If adhered to this posts advice, you can really screw your search ranking if a major web crawler gets blocked and de-lists all of your pages because of 404
I think you can still adhere to the HTTP standards (Rails have built-in keywords for those aswell).
This article just talks about blocking hosts that make too many requests to a 404 page (I guess because it's crawling?) and how to mitigate those using Rack Attack.
Could you please explain how sending a 404 to clients sending too many requests would adhere to the HTTP standards? I’m not against the blocking itself.
When I say you can still adhere to the HTTP standards, I mean that you just have to adjust the suggested settings in the config, so requests reaching over the throttle should give 429 instead of 404:
Like the following:
# config/routes.rb
get "429", to: "welcome#429", code: 429
rescue_from ActiveRecord::RecordNotFound, with: :too_many_requests
def too_many_requests
redirect_to "/warning"
end
# config/initializers/rack-attack.rb
class Rack::Attack
...
blocklist("block 429") do |request|
Allow2Ban.filter("too_many_requests-#{request.ip}", maxretry: 5, findtime: 3.minutes, bantime: 1.day) do
request.path == '/429'
end
...
end
# config/initializers/rack-attack.rb
Rack::Attack.blocklisted_responder = lambda do |request|
[ 429, {}, ["You are blocked. If you think are not a bot and you think it was due to a mistake, reach out to us at support@yourdomain.com"]]
end
The way I interpreted the article wasn't to redirect everything to a 404 page, but how to handle massive amount of requests to a 404 page!
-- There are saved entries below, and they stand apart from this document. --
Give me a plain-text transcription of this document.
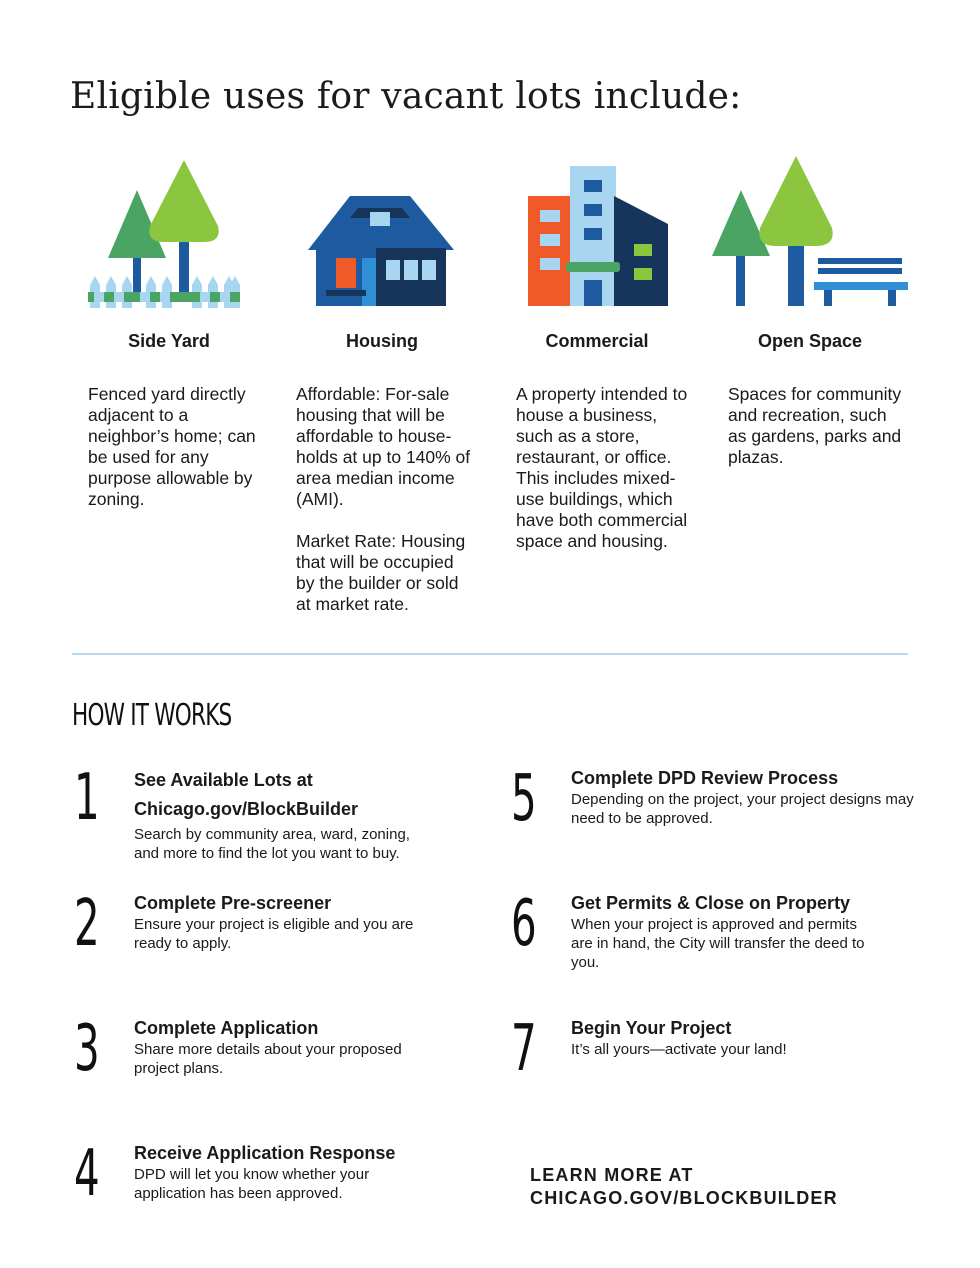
Eligible uses for vacant lots include:
Side Yard	Housing	Commercial	Open Space

Fenced yard directly adjacent to a neighbor’s home; can be used for any purpose allowable by zoning.

Affordable: For-sale housing that will be affordable to house-holds at up to 140% of area median income (AMI).

Market Rate: Housing that will be occupied by the builder or sold at market rate.

A property intended to house a business, such as a store, restaurant, or office. This includes mixed-use buildings, which have both commercial space and housing.

Spaces for community and recreation, such as gardens, parks and plazas.

HOW IT WORKS
1	See Available Lots at Chicago.gov/BlockBuilder
Search by community area, ward, zoning, and more to find the lot you want to buy.
2	Complete Pre-screener
Ensure your project is eligible and you are ready to apply.
3	Complete Application
Share more details about your proposed project plans.
4	Receive Application Response
DPD will let you know whether your application has been approved.
5	Complete DPD Review Process
Depending on the project, your project designs may need to be approved.
6	Get Permits & Close on Property
When your project is approved and permits are in hand, the City will transfer the deed to you.
7	Begin Your Project
It’s all yours—activate your land!
LEARN MORE AT
CHICAGO.GOV/BLOCKBUILDER
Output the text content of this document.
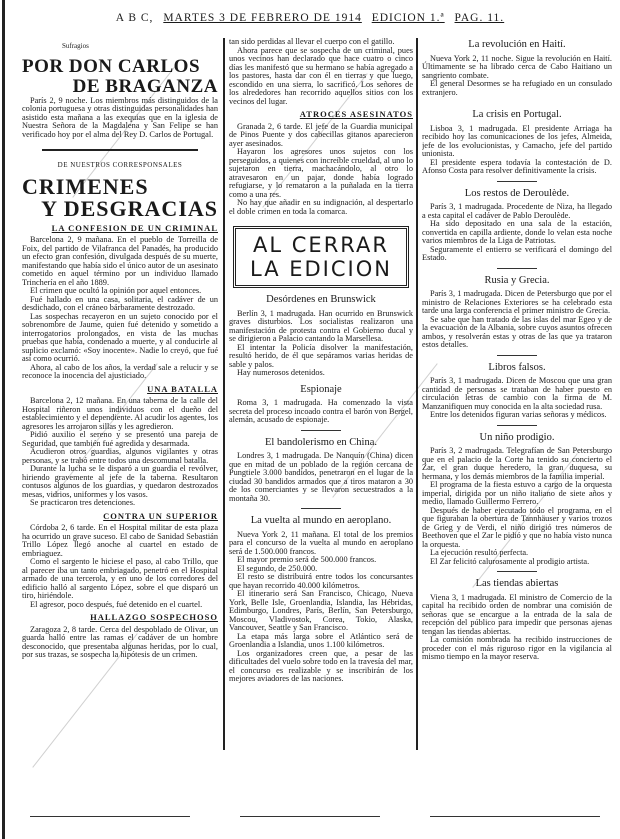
A B C, MARTES 3 DE FEBRERO DE 1914 EDICION 1.ª PAG. 11.
Sufragios
POR DON CARLOS
DE BRAGANZA

París 2, 9 noche. Los miembros más distinguidos de la colonia portuguesa y otras distinguidas personalidades han asistido esta mañana a las exequias que en la iglesia de Nuestra Señora de la Magdalena y San Felipe se han verificado hoy por el alma del Rey D. Carlos de Portugal.

DE NUESTROS CORRESPONSALES
CRIMENES
Y DESGRACIAS
LA CONFESION DE UN CRIMINAL

Barcelona 2, 9 mañana. En el pueblo de Torreilla de Foix, del partido de Vilafranca del Panadés, ha producido un efecto gran confesión, divulgada después de su muerte, manifestando que había sido el único autor de un asesinato cometido en aquel término por un individuo llamado Trinchería en el año 1889.

El crimen que ocultó la opinión por aquel entonces.

Fué hallado en una casa, solitaria, el cadáver de un desdichado, con el cráneo bárbaramente destrozado.

Las sospechas recayeron en un sujeto conocido por el sobrenombre de Jaume, quien fué detenido y sometido a interrogatorios prolongados, en vista de las muchas pruebas que había, condenado a muerte, y al conducirle al suplicio exclamó: «Soy inocente». Nadie lo creyó, que fué así como ocurrió.

Ahora, al cabo de los años, la verdad sale a relucir y se reconoce la inocencia del ajusticiado.

UNA BATALLA

Barcelona 2, 12 mañana. En una taberna de la calle del Hospital riñeron unos individuos con el dueño del establecimiento y el dependiente. Al acudir los agentes, los agresores les arrojaron sillas y les agredieron.

Pidió auxilio el sereno y se presentó una pareja de Seguridad, que también fué agredida y desarmada.

Acudieron otros guardias, algunos vigilantes y otras personas, y se trabó entre todos una descomunal batalla.

Durante la lucha se le disparó a un guardia el revólver, hiriendo gravemente al jefe de la taberna. Resultaron contusos algunos de los guardias, y quedaron destrozados mesas, vidrios, uniformes y los vasos.

Se practicaron tres detenciones.

CONTRA UN SUPERIOR

Córdoba 2, 6 tarde. En el Hospital militar de esta plaza ha ocurrido un grave suceso. El cabo de Sanidad Sebastián Trillo López llegó anoche al cuartel en estado de embriaguez.

Como el sargento le hiciese el paso, al cabo Trillo, que al parecer iba un tanto embriagado, penetró en el Hospital armado de una tercerola, y en uno de los corredores del edificio halló al sargento López, sobre el que disparó un tiro, hiriéndole.

El agresor, poco después, fué detenido en el cuartel.

HALLAZGO SOSPECHOSO

Zaragoza 2, 8 tarde. Cerca del despoblado de Olivar, un guarda halló entre las ramas el cadáver de un hombre desconocido, que presentaba algunas heridas, por lo cual, por sus trazas, se sospecha la hipótesis de un crimen.

tan sido perdidas al llevar el cuerpo con el gatillo.

Ahora parece que se sospecha de un criminal, pues unos vecinos han declarado que hace cuatro o cinco días les manifestó que su hermano se había agregado a los pastores, hasta dar con él en tierras y que luego, escondido en una sierra, lo sacrificó. Los señores de los alrededores han recorrido aquellos sitios con los vecinos del lugar.

ATROCES ASESINATOS

Granada 2, 6 tarde. El jefe de la Guardia municipal de Pinos Puente y dos cabecillas gitanos aparecieron ayer asesinados.

Hayaron los agresores unos sujetos con los perseguidos, a quienes con increíble crueldad, al uno lo sujetaron en tierra, machacándolo, al otro lo atravesaron en un pajar, donde había logrado refugiarse, y lo remataron a la puñalada en la tierra como a una res.

No hay que añadir en su indignación, al despertarlo el doble crimen en toda la comarca.

AL CERRAR
LA EDICION
Desórdenes en Brunswick

Berlín 3, 1 madrugada. Han ocurrido en Brunswick graves disturbios. Los socialistas realizaron una manifestación de protesta contra el Gobierno ducal y se dirigieron a Palacio cantando la Marsellesa.

El intentar la Policía disolver la manifestación, resultó herido, de él que sepáramos varias heridas de sable y palos.

Hay numerosos detenidos.

Espionaje

Roma 3, 1 madrugada. Ha comenzado la vista secreta del proceso incoado contra el barón von Bergel, alemán, acusado de espionaje.

El bandolerismo en China.

Londres 3, 1 madrugada. De Nanquín (China) dicen que en mitad de un poblado de la región cercana de Pungtiele 3.000 bandidos, penetraron en el lugar de la ciudad 30 bandidos armados que a tiros mataron a 30 de los comerciantes y se llevaron secuestrados a la montaña 30.

La vuelta al mundo en aeroplano.

Nueva York 2, 11 mañana. El total de los premios para el concurso de la vuelta al mundo en aeroplano será de 1.500.000 francos.

El mayor premio será de 500.000 francos.

El segundo, de 250.000.

El resto se distribuirá entre todos los concursantes que hayan recorrido 40.000 kilómetros.

El itinerario será San Francisco, Chicago, Nueva York, Belle Isle, Groenlandia, Islandia, las Hébridas, Edimburgo, Londres, París, Berlín, San Petersburgo, Moscou, Vladivostok, Corea, Tokio, Alaska, Vancouver, Seattle y San Francisco.

La etapa más larga sobre el Atlántico será de Groenlandia a Islandia, unos 1.100 kilómetros.

Los organizadores creen que, a pesar de las dificultades del vuelo sobre todo en la travesía del mar, el concurso es realizable y se inscribirán de los mejores aviadores de las naciones.

La revolución en Haití.

Nueva York 2, 11 noche. Sigue la revolución en Haití. Últimamente se ha librado cerca de Cabo Haitiano un sangriento combate.

El general Desormes se ha refugiado en un consulado extranjero.

La crisis en Portugal.

Lisboa 3, 1 madrugada. El presidente Arriaga ha recibido hoy las comunicaciones de los jefes, Almeida, jefe de los evolucionistas, y Camacho, jefe del partido unionista.

El presidente espera todavía la contestación de D. Afonso Costa para resolver definitivamente la crisis.

Los restos de Deroulède.

París 3, 1 madrugada. Procedente de Niza, ha llegado a esta capital el cadáver de Pablo Deroulède.

Ha sido depositado en una sala de la estación, convertida en capilla ardiente, donde lo velan esta noche varios miembros de la Liga de Patriotas.

Seguramente el entierro se verificará el domingo del Estado.

Rusia y Grecia.

París 3, 1 madrugada. Dicen de Petersburgo que por el ministro de Relaciones Exteriores se ha celebrado esta tarde una larga conferencia el primer ministro de Grecia.

Se sabe que han tratado de las islas del mar Egeo y de la evacuación de la Albania, sobre cuyos asuntos ofrecen ambos, y resolverán estas y otras de las que ya trataron estos detalles.

Libros falsos.

París 3, 1 madrugada. Dicen de Moscou que una gran cantidad de personas se trataban de haber puesto en circulación letras de cambio con la firma de M. Manzanifiquen muy conocida en la alta sociedad rusa.

Entre los detenidos figuran varias señoras y médicos.

Un niño prodigio.

París 3, 2 madrugada. Telegrafían de San Petersburgo que en el palacio de la Corte ha tenido su concierto el Zar, el gran duque heredero, la gran duquesa, su hermana, y los demás miembros de la familia imperial.

El programa de la fiesta estuvo a cargo de la orquesta imperial, dirigida por un niño italiano de siete años y medio, llamado Guillermo Ferrero.

Después de haber ejecutado todo el programa, en el que figuraban la obertura de Tannhäuser y varios trozos de Grieg y de Verdi, el niño dirigió tres números de Beethoven que el Zar le pidió y que no había visto nunca la orquesta.

La ejecución resultó perfecta.

El Zar felicitó calurosamente al prodigio artista.

Las tiendas abiertas

Viena 3, 1 madrugada. El ministro de Comercio de la capital ha recibido orden de nombrar una comisión de señoras que se encargue a la entrada de la sala de recepción del público para impedir que personas ajenas tengan las tiendas abiertas.

La comisión nombrada ha recibido instrucciones de proceder con el más riguroso rigor en la vigilancia al mismo tiempo en la mayor reserva.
Almost all the Rails apps I worked on in the past 18 years don't care about SEO because they don't have much that googlebot can browse without an account. Everything important is either behind a login form or served through an API. The API is probably used by a JS frontend, which googlebot browses, and it's up to the frontend to deal with 404 and other errors in a gracious way. Finally, if the API is machine to machine, there are no worries about SEO.
This is the better way. The redirection happens inside the server. Rack Attack runs early in the request processing and says "do the rest of the processing as if the client's request were for a page that does not exist", then the server acts accordingly.
You haven't been redirected. The redirection happens inside the server, it's never communicated to the client.
Well, almost inside the server. The server first does TLS processing, then this part, then that which the backend developers see as "the server". From a backend developer's perspective, this code runs in the zone between browser and server, where load balancers and such live. Operationally the code runs on in the same rack, probably on the same CPU, as the backend code.
Turbo[0] has been solving this for years. Quite the contrary, front-end frameworks have started to think "sending JSON is good, but actually sending HTML could be great!".
DHH's presentation[1] during Rails World 2023 is quite interesting in that regard, I recommend you give it a go (start around minute 16). I am actually very excited with his vision of the web.